After all, do you really want to have any type of negativity in your very first email to the client during the design process?
The words "won’t", "can’t", "unfortunately" etc are not great to hear when receiving a service from someone, and I am sure some clients think that.
So, the client goes to the link that I sent them; they rollover the navigation and see an underline appear or a color change. They click on the latest news tab and see a nice slider effect that shoots over some latest news headlines (that are being pulled dynamically from live news feeds **because this is NOT a static visual!**). The impact of this is much more positive than the static visual I used to send, and because they are able to get the exact feel of a working website, they (100% of the time) have less revision requests.
What if the client wants a lot of graphic changes?
With today’s web standards, usability factors, and all of the other aspects that control how we design websites, in my opinion, modern websites should be low on the image file count on each page . Not only is this better for SEO purposes (visible content, faster loading times), but it also means that the website will most likely be clean and user friendly. Don’t get me wrong, there are a lot of exceptional, modern websites out there that are heavy with image files, but with the advancement of CSS, a user friendly and interesting user interface can be designed with a few images and excellent use of CSS.
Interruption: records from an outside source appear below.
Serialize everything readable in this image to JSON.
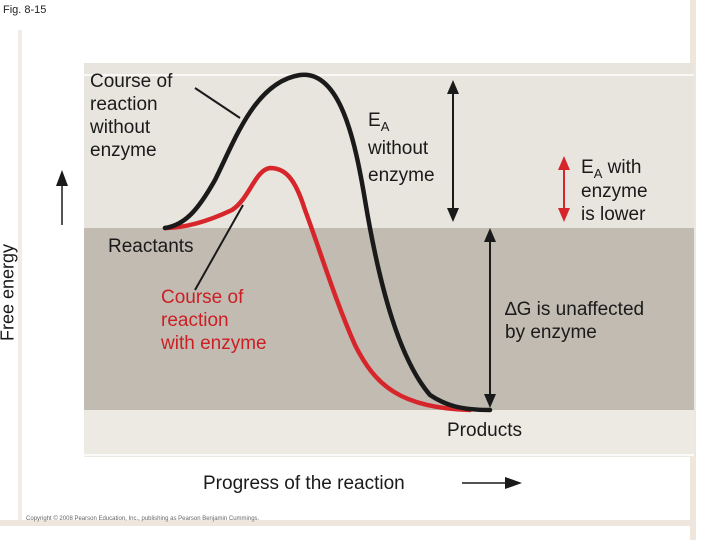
{
  "figure": {
    "label": "Fig. 8-15",
    "copyright": "Copyright © 2008 Pearson Education, Inc., publishing as Pearson Benjamin Cummings."
  },
  "axes": {
    "y_label": "Free energy",
    "x_label": "Progress of the reaction"
  },
  "labels": {
    "course_without": [
      "Course of",
      "reaction",
      "without",
      "enzyme"
    ],
    "ea_without": {
      "main": "E",
      "sub": "A",
      "lines": [
        "without",
        "enzyme"
      ]
    },
    "ea_with": {
      "main": "E",
      "sub": "A",
      "after": " with",
      "lines": [
        "enzyme",
        "is lower"
      ]
    },
    "reactants": "Reactants",
    "course_with": [
      "Course of",
      "reaction",
      "with enzyme"
    ],
    "delta_g": [
      "∆G is unaffected",
      "by enzyme"
    ],
    "products": "Products"
  },
  "colors": {
    "curve_without": "#1a1a1a",
    "curve_with": "#d7262b",
    "band_light": "#e8e5df",
    "band_dark": "#c1bbb2"
  }
}
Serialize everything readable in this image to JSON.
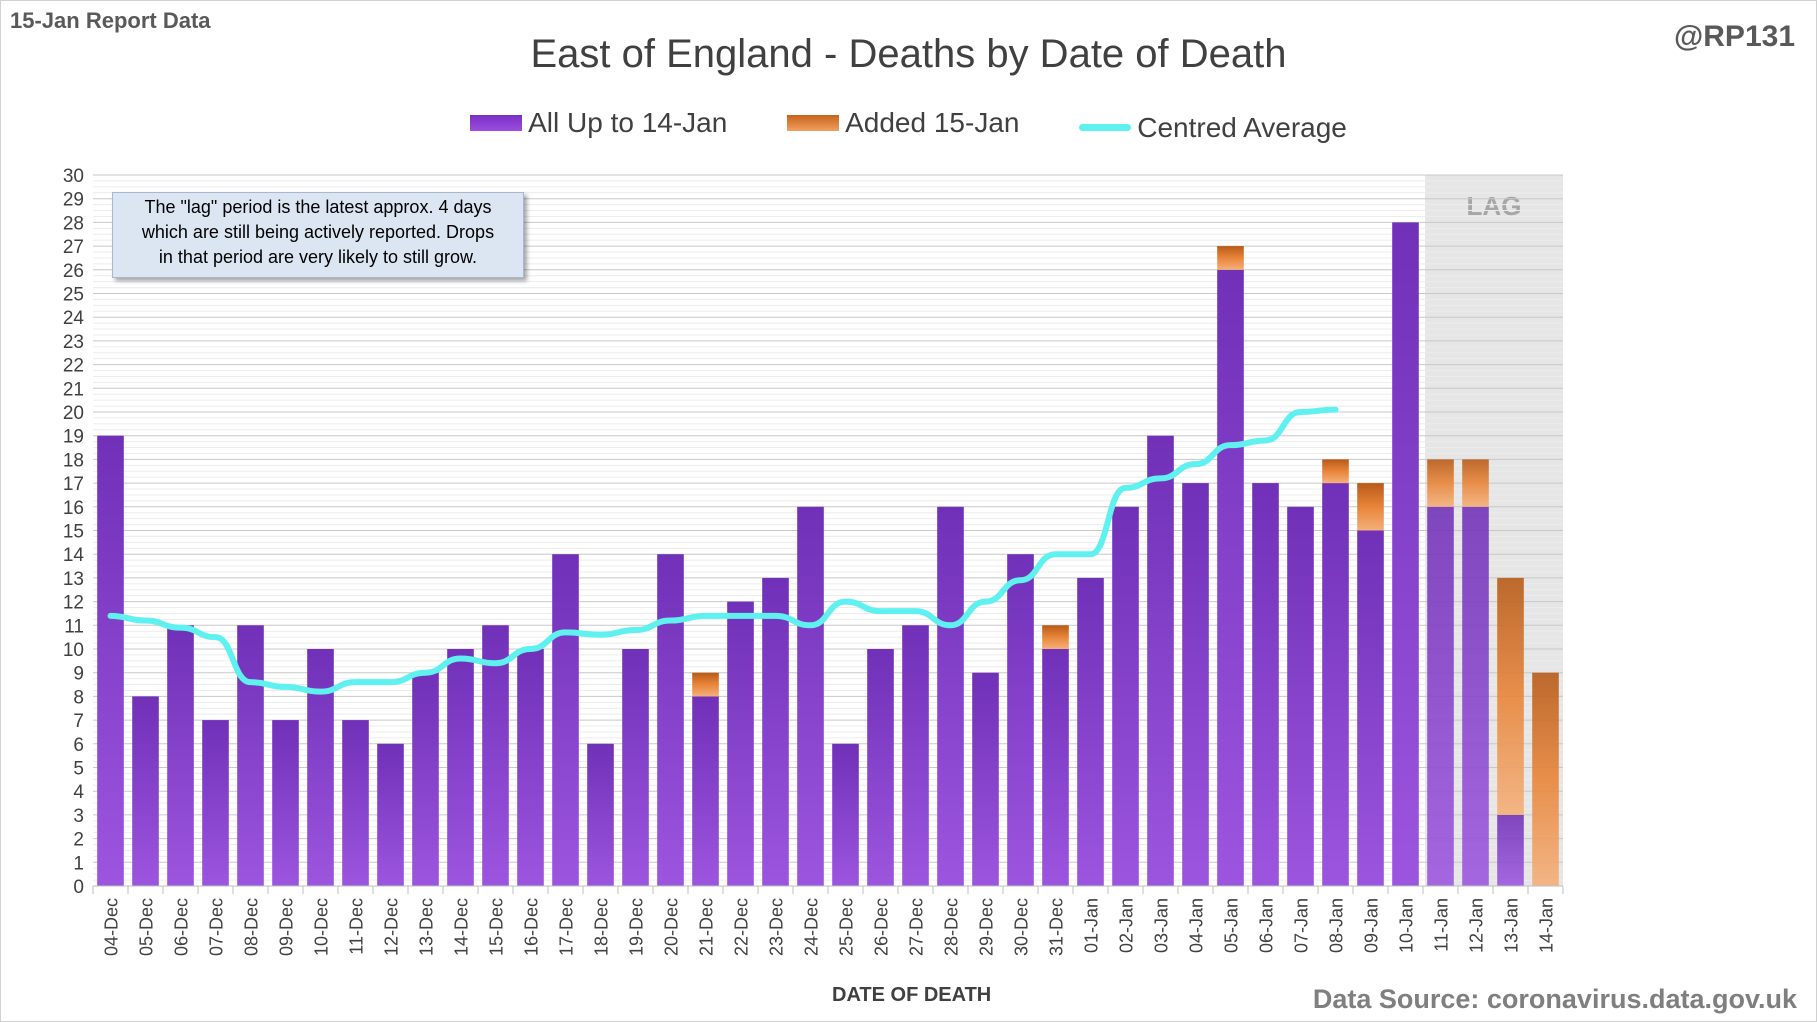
{
  "header": {
    "report_label": "15-Jan Report Data",
    "handle": "@RP131"
  },
  "chart_data": {
    "type": "bar",
    "title": "East of England - Deaths by Date of Death",
    "xlabel": "DATE OF DEATH",
    "ylabel": "",
    "ylim": [
      0,
      30
    ],
    "yticks": [
      0,
      1,
      2,
      3,
      4,
      5,
      6,
      7,
      8,
      9,
      10,
      11,
      12,
      13,
      14,
      15,
      16,
      17,
      18,
      19,
      20,
      21,
      22,
      23,
      24,
      25,
      26,
      27,
      28,
      29,
      30
    ],
    "grid": true,
    "legend_position": "top",
    "stacked": true,
    "categories": [
      "04-Dec",
      "05-Dec",
      "06-Dec",
      "07-Dec",
      "08-Dec",
      "09-Dec",
      "10-Dec",
      "11-Dec",
      "12-Dec",
      "13-Dec",
      "14-Dec",
      "15-Dec",
      "16-Dec",
      "17-Dec",
      "18-Dec",
      "19-Dec",
      "20-Dec",
      "21-Dec",
      "22-Dec",
      "23-Dec",
      "24-Dec",
      "25-Dec",
      "26-Dec",
      "27-Dec",
      "28-Dec",
      "29-Dec",
      "30-Dec",
      "31-Dec",
      "01-Jan",
      "02-Jan",
      "03-Jan",
      "04-Jan",
      "05-Jan",
      "06-Jan",
      "07-Jan",
      "08-Jan",
      "09-Jan",
      "10-Jan",
      "11-Jan",
      "12-Jan",
      "13-Jan",
      "14-Jan"
    ],
    "series": [
      {
        "name": "All Up to 14-Jan",
        "type": "bar",
        "color": "#7a2fc4",
        "values": [
          19,
          8,
          11,
          7,
          11,
          7,
          10,
          7,
          6,
          9,
          10,
          11,
          10,
          14,
          6,
          10,
          14,
          8,
          12,
          13,
          16,
          6,
          10,
          11,
          16,
          9,
          14,
          10,
          13,
          16,
          19,
          17,
          26,
          17,
          16,
          17,
          15,
          28,
          16,
          16,
          3,
          0
        ]
      },
      {
        "name": "Added 15-Jan",
        "type": "bar",
        "color": "#e07a30",
        "values": [
          0,
          0,
          0,
          0,
          0,
          0,
          0,
          0,
          0,
          0,
          0,
          0,
          0,
          0,
          0,
          0,
          0,
          1,
          0,
          0,
          0,
          0,
          0,
          0,
          0,
          0,
          0,
          1,
          0,
          0,
          0,
          0,
          1,
          0,
          0,
          1,
          2,
          0,
          2,
          2,
          10,
          9
        ]
      },
      {
        "name": "Centred Average",
        "type": "line",
        "color": "#5ff0f0",
        "values": [
          11.4,
          11.2,
          10.9,
          10.5,
          8.6,
          8.4,
          8.2,
          8.6,
          8.6,
          9.0,
          9.6,
          9.4,
          10.0,
          10.7,
          10.6,
          10.8,
          11.2,
          11.4,
          11.4,
          11.4,
          11.0,
          12.0,
          11.6,
          11.6,
          11.0,
          12.0,
          12.9,
          14.0,
          14.0,
          16.8,
          17.2,
          17.8,
          18.6,
          18.8,
          20.0,
          20.1,
          null,
          null,
          null,
          null,
          null,
          null
        ]
      }
    ],
    "lag_band": {
      "label": "LAG",
      "from": "11-Jan",
      "to": "14-Jan"
    }
  },
  "note": {
    "lines": [
      "The \"lag\" period is the latest approx. 4 days",
      "which are still being actively reported.  Drops",
      "in that period are very likely to still grow."
    ]
  },
  "footer": {
    "source": "Data Source: coronavirus.data.gov.uk"
  },
  "colors": {
    "purple_bar": "#7a2fc4",
    "orange_bar": "#e07a30",
    "average_line": "#5ff0f0",
    "lag_band": "#e6e6e6"
  }
}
So, if you regularly design your client’s websites keeping image files to a minimum, it will be extremely easy to revise the design you send to a client when they request changes. Your "real" website page that you sent the client may have only 10 image files on it, and the rest of the colors, and format are controlled by CSS. If the client requests changes, you only have 10 image files at the max to modify, or some simple CSS tweaks.
Take this "Surf in Paradise " website for example. It is clean, organized, and very low on image count. The client may have asked for a different water background, or a different girl image. Making these changes takes just as much time to complete in Photoshop as they would in CSS. In addition, you save the time that you would have spent jpeg’ing the image, and uploading it to the server or emailing it to the client.
Another point worth noting about design revisions and working with clients. Clients differ greatly in their approach to a web design company as most of you know. Some hire us and outwardly acknowledge that we are experts in this field and we will provide a solution that we think is best for the client . Other clients, well….they want what THEY want, and it is often difficult for them to be open up to a designer’s opinion. Just today, I saw a tweet on Twitter from a fellow designer that read "doing an advert for a client who has 1200 words to go on an A4 Ad and their company font is Comic Sans".
So, if you obtain clients that more often than not, understand that you are the expert in web design, and once you get to know their company and their website’s goals, that you can provide a design that they need….then you will probably see that they will usually have very few revisions to the design you send them. The working website page you sent them now looks perfect, and they love the way it works. Guess what! Now you have the format laid out in CSS/XHTML and your client is happy with the overall design. Imagine how quickly you will get the project completed now!
What are your thoughts on static design visuals? How do you present your website designs to a client? What works for you?